Tasvir'in Anlam Sahası

'Sûret' kökünden gelen 'tasvir', şekil ve biçim verme, şekillendirme, resim yapma anlamlarına gelir.



'Tasvir', Türkçe'de; bir şeyi şekil ve sözle anlatma, görebildiğimiz veya hissedebildiğimiz şeyleri bize gösterebilecek, meydanda olmayan ama duyumsanabilen şeyleri duyurabilme yeteneği diye tanımlanmaktadır.



'Tasvir'i, sûret verme anlamında alırsa, şüphesiz en büyük tasvirci Rabbimizdir. Yukarıdaki anlamlar çerçevesinde aynı kelimeyi insanlar hakkında da kullanabiliriz.



Nitekim Arapça'da resme ve fotoğrafa 'sûret' denilmektedir. Türkçe'de sûret, bir belgenin, evrakın veya bir yazının aynısına, kopyasına denir. Kaba bir söylenişi olan 'surat' ise, insanın yüzü için kullanılır.



'Tasvir' edene, 'sûret' verene, sûretlendirene 'musavvir' denir. Bu anlamda tek 'musavvir' Allah (cc)'tır. Başka hiç kimse hakkında 'musavvir' sıfatı kullanılmaz. Çünkü 'el-Musavvir', yoktan var etme gibi, örneği olmayan, öncesi bulunmayan, yepyeni bir şekillendirme, İlâhî bir biçim vermedir ki, bu da Allah'a ait bir sıfattır.



Kur'an, bir yerde Allah'ın ismi olarak 'el-Musavvir'i kullanmaktadır (59/Haşr, 24).



Kıyâmetin kopuşunu ilân edecek olan 'sûr' âleti de 'sûret' kelimesiyle aynı kökten gelmektedir. Bu âlet, sanki bütün insanların yeniden dirilmesiyle, yeniden şekillenmesiyle ilgili bir 'sûretlenme'yi anlatmaktadır.



'Tasvir'in, 'sûret yapma, sûretlendirme', resim veya kabartma şekil ve biçim verme olduğunu hatırlayalım.



İslâm bilginlerine göre iki türlü 'tasvir-sûret' vardır:



Birincisi, boyutları olan sûretler, yani heykeller.



İkincisi de boyutları olmayan, kâğıt, duvar, kumaş vey abenzeri yüzeylere yapılan sûretler, yani resimler.



Kur'an, çok eski devirlerden beri gelen heykelciliği ve buna ibâdet etmekte olan puta tapıcılığı kesinlikle yasaklamaktadır (5/Mâide, 90). (Hz.

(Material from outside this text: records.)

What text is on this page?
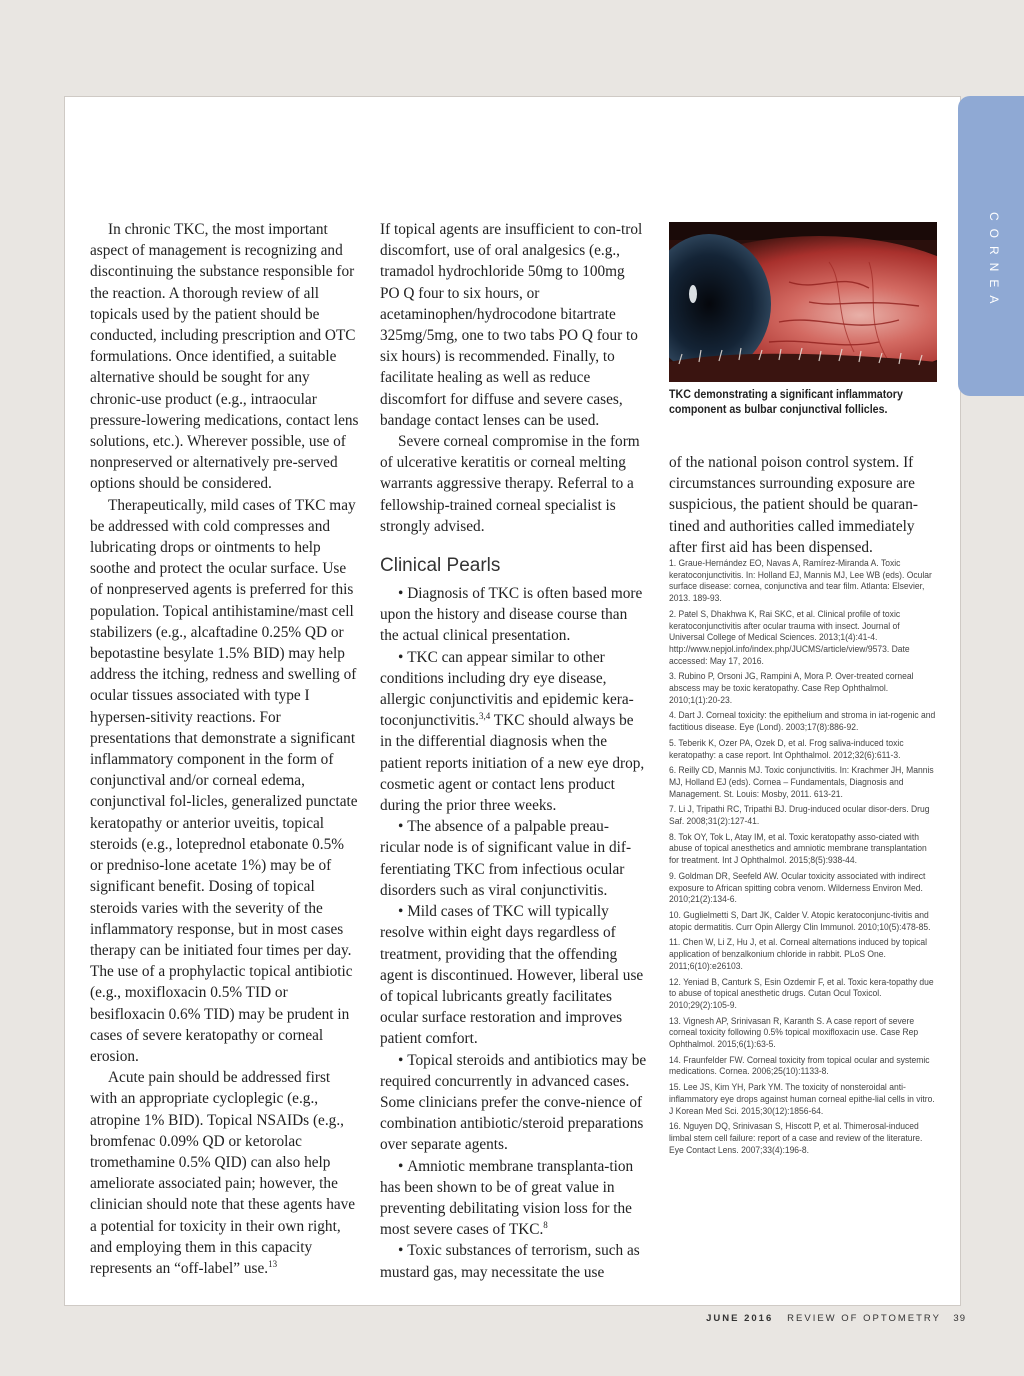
CORNEA

In chronic TKC, the most important aspect of management is recognizing and discontinuing the substance responsible for the reaction. A thorough review of all topicals used by the patient should be conducted, including prescription and OTC formulations. Once identified, a suitable alternative should be sought for any chronic-use product (e.g., intraocular pressure-lowering medications, contact lens solutions, etc.). Wherever possible, use of nonpreserved or alternatively pre-served options should be considered.

Therapeutically, mild cases of TKC may be addressed with cold compresses and lubricating drops or ointments to help soothe and protect the ocular surface. Use of nonpreserved agents is preferred for this population. Topical antihistamine/mast cell stabilizers (e.g., alcaftadine 0.25% QD or bepotastine besylate 1.5% BID) may help address the itching, redness and swelling of ocular tissues associated with type I hypersen-sitivity reactions. For presentations that demonstrate a significant inflammatory component in the form of conjunctival and/or corneal edema, conjunctival fol-licles, generalized punctate keratopathy or anterior uveitis, topical steroids (e.g., loteprednol etabonate 0.5% or predniso-lone acetate 1%) may be of significant benefit. Dosing of topical steroids varies with the severity of the inflammatory response, but in most cases therapy can be initiated four times per day. The use of a prophylactic topical antibiotic (e.g., moxifloxacin 0.5% TID or besifloxacin 0.6% TID) may be prudent in cases of severe keratopathy or corneal erosion.

Acute pain should be addressed first with an appropriate cycloplegic (e.g., atropine 1% BID). Topical NSAIDs (e.g., bromfenac 0.09% QD or ketorolac tromethamine 0.5% QID) can also help ameliorate associated pain; however, the clinician should note that these agents have a potential for toxicity in their own right, and employing them in this capacity represents an “off-label” use.$^{13}$

If topical agents are insufficient to con-trol discomfort, use of oral analgesics (e.g., tramadol hydrochloride 50mg to 100mg PO Q four to six hours, or acetaminophen/hydrocodone bitartrate 325mg/5mg, one to two tabs PO Q four to six hours) is recommended. Finally, to facilitate healing as well as reduce discomfort for diffuse and severe cases, bandage contact lenses can be used.

Severe corneal compromise in the form of ulcerative keratitis or corneal melting warrants aggressive therapy. Referral to a fellowship-trained corneal specialist is strongly advised.

Clinical Pearls

• Diagnosis of TKC is often based more upon the history and disease course than the actual clinical presentation.

• TKC can appear similar to other conditions including dry eye disease, allergic conjunctivitis and epidemic kera-toconjunctivitis.$^{3,4}$ TKC should always be in the differential diagnosis when the patient reports initiation of a new eye drop, cosmetic agent or contact lens product during the prior three weeks.

• The absence of a palpable preau-ricular node is of significant value in dif-ferentiating TKC from infectious ocular disorders such as viral conjunctivitis.

• Mild cases of TKC will typically resolve within eight days regardless of treatment, providing that the offending agent is discontinued. However, liberal use of topical lubricants greatly facilitates ocular surface restoration and improves patient comfort.

• Topical steroids and antibiotics may be required concurrently in advanced cases. Some clinicians prefer the conve-nience of combination antibiotic/steroid preparations over separate agents.

• Amniotic membrane transplanta-tion has been shown to be of great value in preventing debilitating vision loss for the most severe cases of TKC.$^8$

• Toxic substances of terrorism, such as mustard gas, may necessitate the use

TKC demonstrating a significant inflammatory component as bulbar conjunctival follicles.

of the national poison control system. If circumstances surrounding exposure are suspicious, the patient should be quaran-tined and authorities called immediately after first aid has been dispensed.

1. Graue-Hernández EO, Navas A, Ramírez-Miranda A. Toxic keratoconjunctivitis. In: Holland EJ, Mannis MJ, Lee WB (eds). Ocular surface disease: cornea, conjunctiva and tear film. Atlanta: Elsevier, 2013. 189-93.

2. Patel S, Dhakhwa K, Rai SKC, et al. Clinical profile of toxic keratoconjunctivitis after ocular trauma with insect. Journal of Universal College of Medical Sciences. 2013;1(4):41-4. http://www.nepjol.info/index.php/JUCMS/article/view/9573. Date accessed: May 17, 2016.

3. Rubino P, Orsoni JG, Rampini A, Mora P. Over-treated corneal abscess may be toxic keratopathy. Case Rep Ophthalmol. 2010;1(1):20-23.

4. Dart J. Corneal toxicity: the epithelium and stroma in iat-rogenic and factitious disease. Eye (Lond). 2003;17(8):886-92.

5. Teberik K, Ozer PA, Ozek D, et al. Frog saliva-induced toxic keratopathy: a case report. Int Ophthalmol. 2012;32(6):611-3.

6. Reilly CD, Mannis MJ. Toxic conjunctivitis. In: Krachmer JH, Mannis MJ, Holland EJ (eds). Cornea – Fundamentals, Diagnosis and Management. St. Louis: Mosby, 2011. 613-21.

7. Li J, Tripathi RC, Tripathi BJ. Drug-induced ocular disor-ders. Drug Saf. 2008;31(2):127-41.

8. Tok OY, Tok L, Atay IM, et al. Toxic keratopathy asso-ciated with abuse of topical anesthetics and amniotic membrane transplantation for treatment. Int J Ophthalmol. 2015;8(5):938-44.

9. Goldman DR, Seefeld AW. Ocular toxicity associated with indirect exposure to African spitting cobra venom. Wilderness Environ Med. 2010;21(2):134-6.

10. Guglielmetti S, Dart JK, Calder V. Atopic keratoconjunc-tivitis and atopic dermatitis. Curr Opin Allergy Clin Immunol. 2010;10(5):478-85.

11. Chen W, Li Z, Hu J, et al. Corneal alternations induced by topical application of benzalkonium chloride in rabbit. PLoS One. 2011;6(10):e26103.

12. Yeniad B, Canturk S, Esin Ozdemir F, et al. Toxic kera-topathy due to abuse of topical anesthetic drugs. Cutan Ocul Toxicol. 2010;29(2):105-9.

13. Vignesh AP, Srinivasan R, Karanth S. A case report of severe corneal toxicity following 0.5% topical moxifloxacin use. Case Rep Ophthalmol. 2015;6(1):63-5.

14. Fraunfelder FW. Corneal toxicity from topical ocular and systemic medications. Cornea. 2006;25(10):1133-8.

15. Lee JS, Kim YH, Park YM. The toxicity of nonsteroidal anti-inflammatory eye drops against human corneal epithe-lial cells in vitro. J Korean Med Sci. 2015;30(12):1856-64.

16. Nguyen DQ, Srinivasan S, Hiscott P, et al. Thimerosal-induced limbal stem cell failure: report of a case and review of the literature. Eye Contact Lens. 2007;33(4):196-8.

JUNE 2016 REVIEW OF OPTOMETRY 39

Nûh zamanında süs ve saygı için yapılan heykeller, zamanla tapınılan birer put haline gelmişlerdir (71/Nûh, 23-24).



İslâm'a göre heykel yapmak, heykele sahip olmak, bunun sanatıyla uğraşmak uygun görülmemiştir. (Çocuk oyuncakları ve benzeri şeyler bu yasağın dışındadır.)



Fotoğraf, gölgeyi hapsetmek sanatı olduğu ve el ile yapılan resimler gibi olmadığı için, kimilerine göre -aşırı saygı ve edep dışı olmamak şartıyla- bir sakıncası yoktur (Yusuf el-Kardavi, İslâm'da Helâl ve Haram, s. 183-201).



El ile yapılan resimlerle (sûretlerle) ilgili farklı görüşler vardır.



Tapınılan şeylerin resimlerinin yapılması helâl olmaz.



Tabiat manzaraları yapılabilir. Resmi yapan, Allah'ın yaratması sıfatıyla yarışmaya kalkarsa, 'ben de yaratıyorum' derse, bu tehlikelidir. Aşırı saygı duymak üzere birinin, bir ileri gelenin resmini yapması da mubah görülmemiştir. İslâm, tevhid dinidir ve Allah inancının başka bir şeyle zedelenmesine izin vermez. Bu bakımdan Allah'tan başkasına ta'zimi (aşırı saygı ve büyüklemeyi) kesinlikle yasaklar. İnsanlar zaman zaman birilerini aşırı severler, takdis ederler (kutsarlar) ve tapınmaya bile başlarlar.



Günümüzde birtakım ihtiyaçlar, bazı meslekler resim yapmayı gerekli kılmaktadır. Aşırı saygı duymaka, puta tapanlar gibi yapmamak şartıyla bu gibi resimleri yapmak ve kullanmak haram değildir (Y. Kardavi, İslâm'da Helâl ve Haram,s. 201-205).